A couple of weeks ago, I read After Dark, the newest English translation from Haruki Murakami (my favorite writer). It was absolutely lovely. About 9/10 through the book, I wondered "How are there only a few pages left? I would need 300 more to find out about what happens to these people." But when the book ends, it is perfectly clear as to what Murakami did. I can't really explain what exactly it was that he did do, but it's genius. Here are the parts I underlined throughout the whole thing, and they kind of sum the story up quite well. Cliffs notes, Johanna style.
The date is just about to change.
She reaches out at regular intervals and brings the coffee cup to her mouth, but she doesn't appear to be enjoying the flavor. She drinks because she has a cup of coffee in front of her:
"I'm kind of a low-key guy. The spotlight doesn't suit me. I'm more of a side dish - cole slaw or French fries or a Wham! backup singer."
"...it was great. ..The first time I heard it, I felt the scales fall from my eyes."
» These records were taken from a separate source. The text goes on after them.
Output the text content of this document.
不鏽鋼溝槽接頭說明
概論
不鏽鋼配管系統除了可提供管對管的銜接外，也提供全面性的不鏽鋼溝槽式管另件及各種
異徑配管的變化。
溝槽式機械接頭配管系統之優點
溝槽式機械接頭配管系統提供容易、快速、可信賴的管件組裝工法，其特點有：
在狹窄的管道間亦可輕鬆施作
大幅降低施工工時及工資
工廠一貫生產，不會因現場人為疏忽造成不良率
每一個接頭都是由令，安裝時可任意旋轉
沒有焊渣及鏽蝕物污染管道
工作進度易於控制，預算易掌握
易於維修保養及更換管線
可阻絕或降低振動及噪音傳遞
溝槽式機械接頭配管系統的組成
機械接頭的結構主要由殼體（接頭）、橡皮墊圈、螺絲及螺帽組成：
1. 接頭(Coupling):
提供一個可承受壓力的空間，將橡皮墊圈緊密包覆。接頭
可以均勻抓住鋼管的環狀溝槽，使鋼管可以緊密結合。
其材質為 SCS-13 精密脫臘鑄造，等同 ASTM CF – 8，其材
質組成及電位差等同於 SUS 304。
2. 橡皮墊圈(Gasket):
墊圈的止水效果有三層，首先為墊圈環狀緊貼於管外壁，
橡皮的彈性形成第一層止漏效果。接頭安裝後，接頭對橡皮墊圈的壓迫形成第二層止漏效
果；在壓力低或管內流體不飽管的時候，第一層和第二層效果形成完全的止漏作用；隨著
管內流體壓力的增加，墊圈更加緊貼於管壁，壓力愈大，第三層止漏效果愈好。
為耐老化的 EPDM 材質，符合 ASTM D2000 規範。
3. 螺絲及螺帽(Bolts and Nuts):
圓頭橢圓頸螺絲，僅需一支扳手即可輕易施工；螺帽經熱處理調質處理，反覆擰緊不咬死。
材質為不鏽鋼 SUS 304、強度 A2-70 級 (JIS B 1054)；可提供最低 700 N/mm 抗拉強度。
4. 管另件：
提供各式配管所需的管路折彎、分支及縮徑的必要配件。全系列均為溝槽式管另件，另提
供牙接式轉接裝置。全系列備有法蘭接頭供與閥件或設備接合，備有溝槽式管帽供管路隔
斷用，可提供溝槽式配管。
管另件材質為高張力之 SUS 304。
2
Music for the middle of the night.
This could be an Edward Hopper painting titled Loneliness.
The two live happily ever after. Love conquers all. It's like: we used to be miserable, but now everything's great. They drive a shiny new Jaguar, he plays squash, and sometimes in winter they throw snowballs.
...crescent moon... Strange that, viewed from one spot in the predawn city, such a big solid object could be hanging there free of charge.
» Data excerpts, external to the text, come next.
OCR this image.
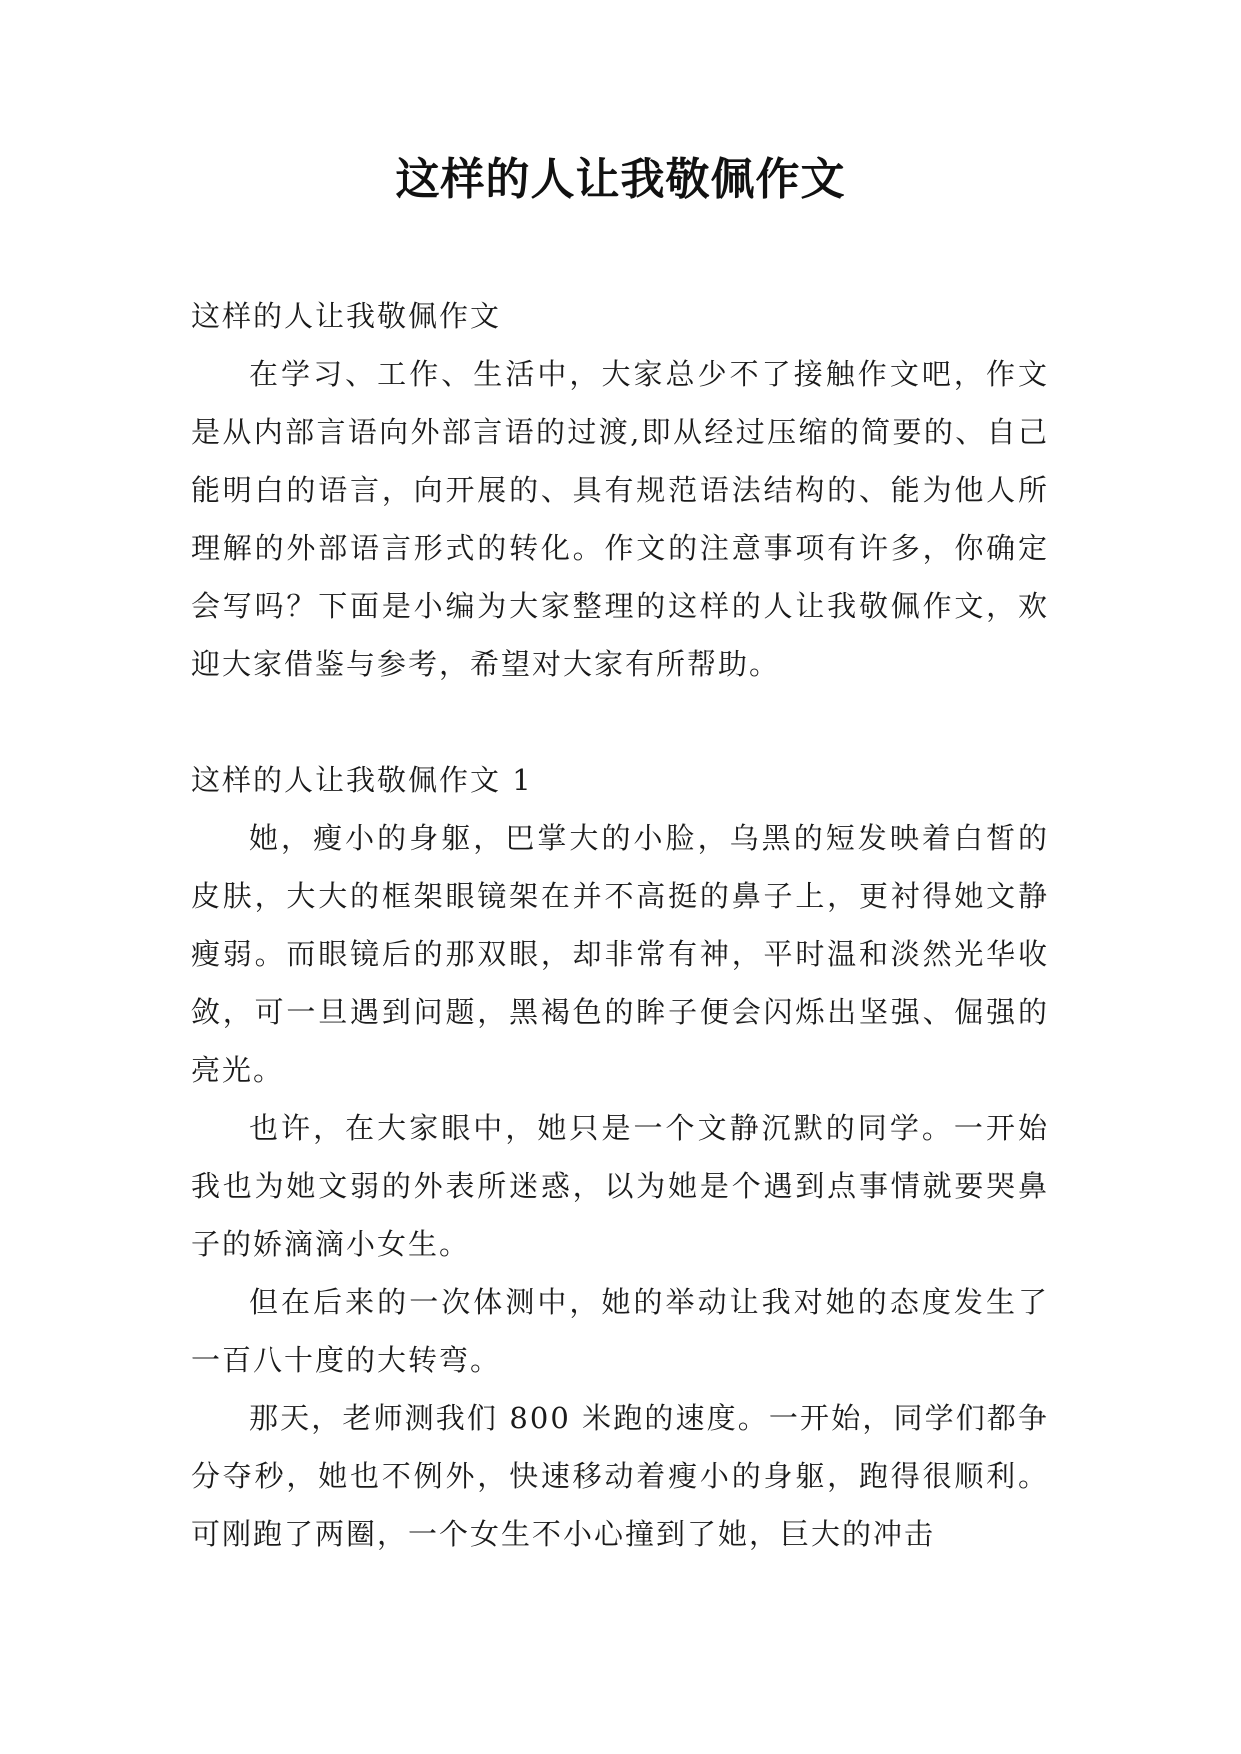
这样的人让我敬佩作文

这样的人让我敬佩作文

在学习、工作、生活中，大家总少不了接触作文吧，作文是从内部言语向外部言语的过渡,即从经过压缩的简要的、自己能明白的语言，向开展的、具有规范语法结构的、能为他人所理解的外部语言形式的转化。作文的注意事项有许多，你确定会写吗？下面是小编为大家整理的这样的人让我敬佩作文，欢迎大家借鉴与参考，希望对大家有所帮助。

这样的人让我敬佩作文 1

她，瘦小的身躯，巴掌大的小脸，乌黑的短发映着白皙的皮肤，大大的框架眼镜架在并不高挺的鼻子上，更衬得她文静瘦弱。而眼镜后的那双眼，却非常有神，平时温和淡然光华收敛，可一旦遇到问题，黑褐色的眸子便会闪烁出坚强、倔强的亮光。

也许，在大家眼中，她只是一个文静沉默的同学。一开始我也为她文弱的外表所迷惑，以为她是个遇到点事情就要哭鼻子的娇滴滴小女生。

但在后来的一次体测中，她的举动让我对她的态度发生了一百八十度的大转弯。

那天，老师测我们 800 米跑的速度。一开始，同学们都争分夺秒，她也不例外，快速移动着瘦小的身躯，跑得很顺利。可刚跑了两圈，一个女生不小心撞到了她，巨大的冲击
"Historically speaking, it's quite a recent development that human beings have felt easy about going out after dark. It used to be after the sun set, people would just crawl into their caves and protect themselves. Our internal clocks are still set for us to sleep after the sun goes down."
If we could further sharpen our auditory sense, we might be able to hear bicycles on the street or people talking to each other or the weather report on the radio. We might even be able to hear bread toasting.